We are developing the social individualist meta-context for the future. From the very serious to the extremely frivolous... lets see what is on the mind of the Samizdata people.

Samizdata, derived from Samizdat /n. - a system of clandestine publication of banned literature in the USSR [Russ.,= self-publishing house]

Witness for the future

Shannon Vyff of the Immortality Institute gave a talk yesterday in London on the advocacy work that she undertakes, promoting unlimited lifespans. At a basement room in Birkbeck, to an assorted crowd of extropians, greens and interested parties belonging to Extrobritannia, we heard from a person who actually leads the CR life.

Calorific restriction is controversial but the contrast for Shannon lay between her and, perhaps, her audience. As Brits, we are not particularly active in giving time or money to deserving or undeserving causes, and it was quite breathtaking to see an upstanding example of American voluntarism. From my perspective, it was gratifying that Ms. Vyff decided to devote her energy to causes closer to my heart: life extension and anti-aging.

Her other focus is on the introduction of these ideas to a wider audience of primary school children, proving an inkling of the wonders that technology can provide. This is coupled with the joy of thinking positively about the future and working for it and, to my mind, counts as an important antidote to the killjoyous scaremongering of the luddite greens whose tool of social control is to make children ashamed of life itself. Perhaps there are better written books, but not in this field. Vyff wishes to harness the motivational power of science fiction for a new generation.

Like the Libertarian Alliance, the Immortality Institute remains an outlier. Despite debates over entering the mainstream, the group decided to retain its name, a wise decision. As these concepts become more accepted, other groups will spring up to advocate more moderate agendas, but the promotion of pure life extension remains a valuable project in and of itself.

8 comments to Witness for the future

  • jake

    Struldbruggs. Gulliver (Book III, Ch X)

    They were the most mortifying Sight I ever beheld, and the Women more horrible than the Men. Besides the usual Deformities in extreme old age, they acquired an additional Ghastliness in Proportion to their Number of Years, which is not to be described, and among half a Dozen I soon distinguished which was the eldest, although there were not above a Century or two between them.

  • Umm, who’s going to pay for their upkeep? Lord Keynes, we imagine.

  • Yeah, let’s kill them before they get too ugly.

  • David

    Infatuous boy – who wants to live for ever!

  • Alice

    Beware of unintended consequences!

    If most people can look forward to centuries of healthy life, and the only real risk is accidental or violent death, society might become extremely risk averse.

    Then, when a group of people appears who are prepared to die for their cause, there may be no-one willing to stand against them.

    This could lead to long life — in servitude.

  • So I suppose you posters above are all in favor or returning to the ago, not so many centuries, ago when life expectancies were half of what they were today?
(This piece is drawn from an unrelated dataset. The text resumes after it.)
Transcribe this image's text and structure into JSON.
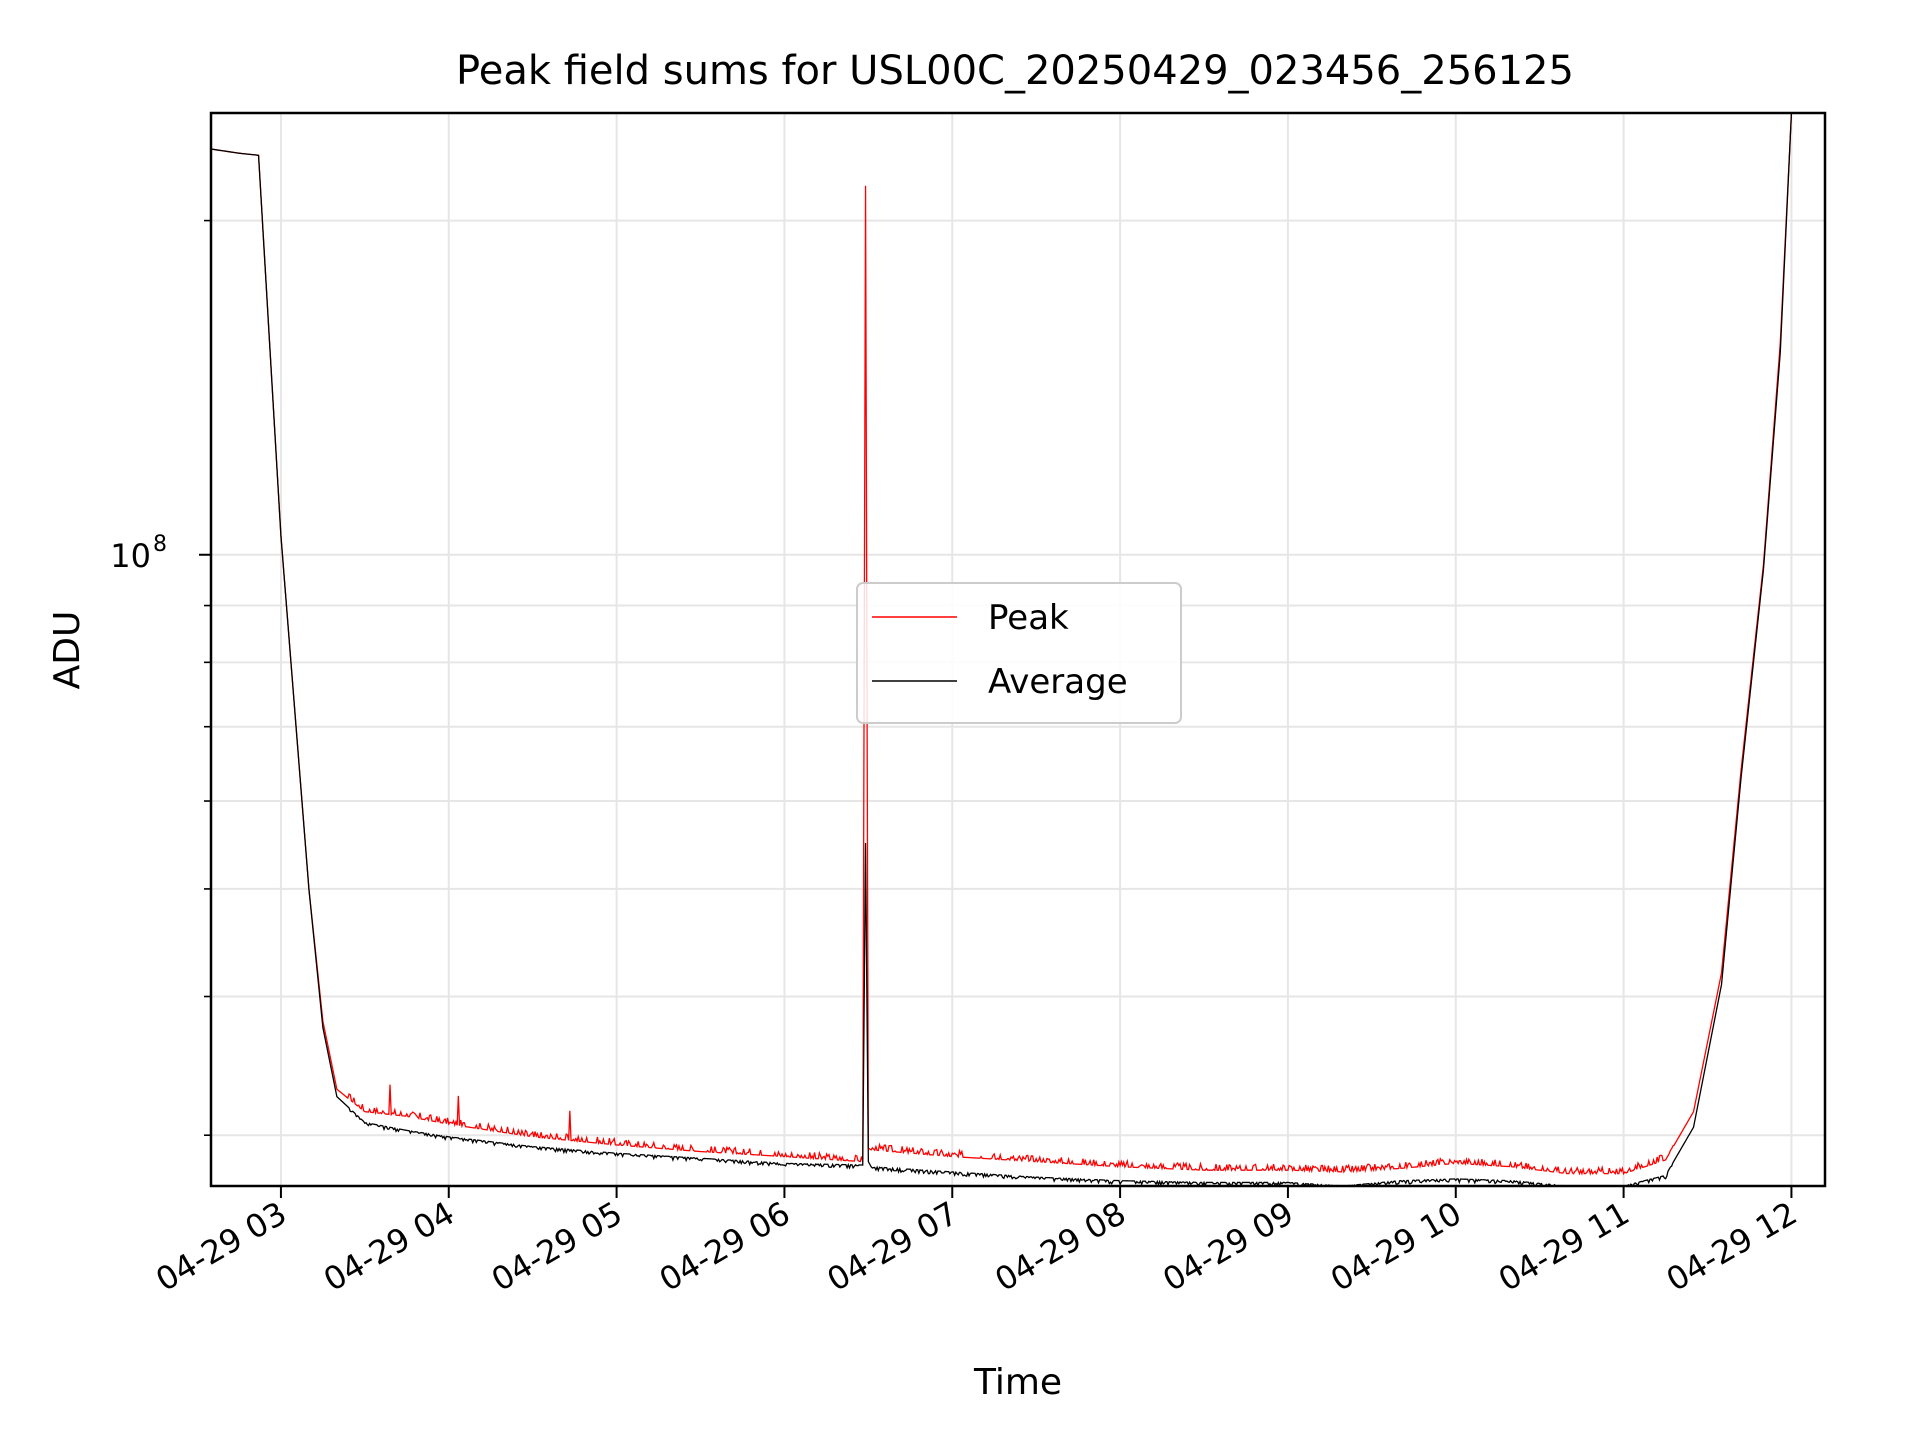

Since you all seem to feel that more life is a terrible thing, fraught with risk. After all, from the perspective of those halycon days of suffering, parasitism, and disease, who could have known the horrors that would come from a doubling of life expectancy?

    Why the mind boggles. Old people of 50 or 60 actually living an active life rather than being bedridden with the consequences of their disease burden. The horror of it!

  • shanartisan

    For a sci-fi novel discussing this very thing, I’d recommend “The Ceres Solution”, whose author I regrettably don’t remember since losing my physical copy of the book. Excellent discussion of that very tendency of society to become risk-averse. There should still be some copies floating around.
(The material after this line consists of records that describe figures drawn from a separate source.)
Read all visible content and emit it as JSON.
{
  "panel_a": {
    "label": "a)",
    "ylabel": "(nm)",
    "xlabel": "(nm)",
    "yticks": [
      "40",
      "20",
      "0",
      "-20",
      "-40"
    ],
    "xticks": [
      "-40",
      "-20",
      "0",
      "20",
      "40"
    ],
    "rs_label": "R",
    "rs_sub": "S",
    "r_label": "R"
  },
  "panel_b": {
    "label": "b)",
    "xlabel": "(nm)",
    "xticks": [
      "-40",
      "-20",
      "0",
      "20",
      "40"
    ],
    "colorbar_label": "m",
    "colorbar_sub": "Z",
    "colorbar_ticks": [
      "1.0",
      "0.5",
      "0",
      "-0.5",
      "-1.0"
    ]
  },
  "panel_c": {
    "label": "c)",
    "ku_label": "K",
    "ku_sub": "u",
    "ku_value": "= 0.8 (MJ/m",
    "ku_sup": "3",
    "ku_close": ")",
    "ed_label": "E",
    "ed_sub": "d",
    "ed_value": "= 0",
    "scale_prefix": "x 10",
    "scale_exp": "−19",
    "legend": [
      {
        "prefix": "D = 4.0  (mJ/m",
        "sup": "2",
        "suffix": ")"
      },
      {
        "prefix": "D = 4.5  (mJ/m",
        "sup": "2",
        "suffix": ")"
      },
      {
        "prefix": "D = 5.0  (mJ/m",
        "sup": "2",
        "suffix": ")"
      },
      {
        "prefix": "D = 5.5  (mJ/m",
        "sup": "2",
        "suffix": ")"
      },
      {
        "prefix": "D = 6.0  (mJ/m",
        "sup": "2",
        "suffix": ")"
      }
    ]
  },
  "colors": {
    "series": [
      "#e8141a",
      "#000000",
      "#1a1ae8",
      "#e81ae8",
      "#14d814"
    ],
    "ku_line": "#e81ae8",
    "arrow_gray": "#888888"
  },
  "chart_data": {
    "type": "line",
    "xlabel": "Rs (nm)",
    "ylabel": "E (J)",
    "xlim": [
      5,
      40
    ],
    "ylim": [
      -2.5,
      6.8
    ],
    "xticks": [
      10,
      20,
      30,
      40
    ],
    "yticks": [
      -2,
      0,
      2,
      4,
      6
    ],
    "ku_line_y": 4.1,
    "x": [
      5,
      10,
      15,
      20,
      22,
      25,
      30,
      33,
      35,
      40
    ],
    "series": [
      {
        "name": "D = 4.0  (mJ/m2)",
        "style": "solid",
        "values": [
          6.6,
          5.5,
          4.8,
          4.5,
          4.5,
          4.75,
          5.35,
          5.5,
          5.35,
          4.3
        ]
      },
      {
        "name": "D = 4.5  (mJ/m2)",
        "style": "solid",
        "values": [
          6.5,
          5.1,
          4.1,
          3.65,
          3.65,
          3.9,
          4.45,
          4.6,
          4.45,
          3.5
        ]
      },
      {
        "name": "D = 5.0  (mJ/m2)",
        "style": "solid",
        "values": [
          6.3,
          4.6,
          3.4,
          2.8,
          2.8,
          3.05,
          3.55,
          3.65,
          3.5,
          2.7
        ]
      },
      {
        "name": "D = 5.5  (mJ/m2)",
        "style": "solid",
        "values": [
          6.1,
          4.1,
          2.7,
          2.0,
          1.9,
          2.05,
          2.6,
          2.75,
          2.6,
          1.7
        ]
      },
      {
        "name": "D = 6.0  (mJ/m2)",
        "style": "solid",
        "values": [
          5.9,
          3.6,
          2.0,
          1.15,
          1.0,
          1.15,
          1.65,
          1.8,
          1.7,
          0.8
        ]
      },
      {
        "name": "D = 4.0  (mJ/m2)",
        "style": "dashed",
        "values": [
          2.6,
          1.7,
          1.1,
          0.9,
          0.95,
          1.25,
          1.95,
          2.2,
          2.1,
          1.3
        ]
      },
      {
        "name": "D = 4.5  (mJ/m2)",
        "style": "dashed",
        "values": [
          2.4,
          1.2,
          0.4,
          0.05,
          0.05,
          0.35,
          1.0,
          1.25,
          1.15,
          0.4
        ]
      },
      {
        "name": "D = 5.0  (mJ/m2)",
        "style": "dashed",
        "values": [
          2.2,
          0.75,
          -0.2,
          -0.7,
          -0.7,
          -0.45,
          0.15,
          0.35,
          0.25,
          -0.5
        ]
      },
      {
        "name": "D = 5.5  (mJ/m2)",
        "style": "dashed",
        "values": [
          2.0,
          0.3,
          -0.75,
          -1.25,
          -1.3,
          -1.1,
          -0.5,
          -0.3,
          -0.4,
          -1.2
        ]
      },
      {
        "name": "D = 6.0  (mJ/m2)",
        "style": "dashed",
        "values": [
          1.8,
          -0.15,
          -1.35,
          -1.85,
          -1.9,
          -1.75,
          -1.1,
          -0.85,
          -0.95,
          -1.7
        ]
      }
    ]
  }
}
  • Listen, if you assume that people are people all over the world all throughout time, then the sort of people who are willing to risk their lives NOW will be willing to risk their lives LATER as well. And they will be found EVERYWHERE. So stop worrying about risk averseness. At the very least there will be Christians who do not count life on Earth something to be hoarded like a miser hoards his gold.

    Besides, if someone’s willing to KILL me, and I have the prospect of living up to 950+ if I stop him, won’t you think that would make me far more amenable to the ‘parking lot’ Nuke’N'Pave solution?

    Personally, of course, I’m all for extending life… but immortality? That’s nonsense, because we live in a closed system and entropy generally guarantees we will not have usable energy forever.

    But yeah, a coupla million years doesn’t sound so bad… except you’d have to work for almost all that time. That’s not so good.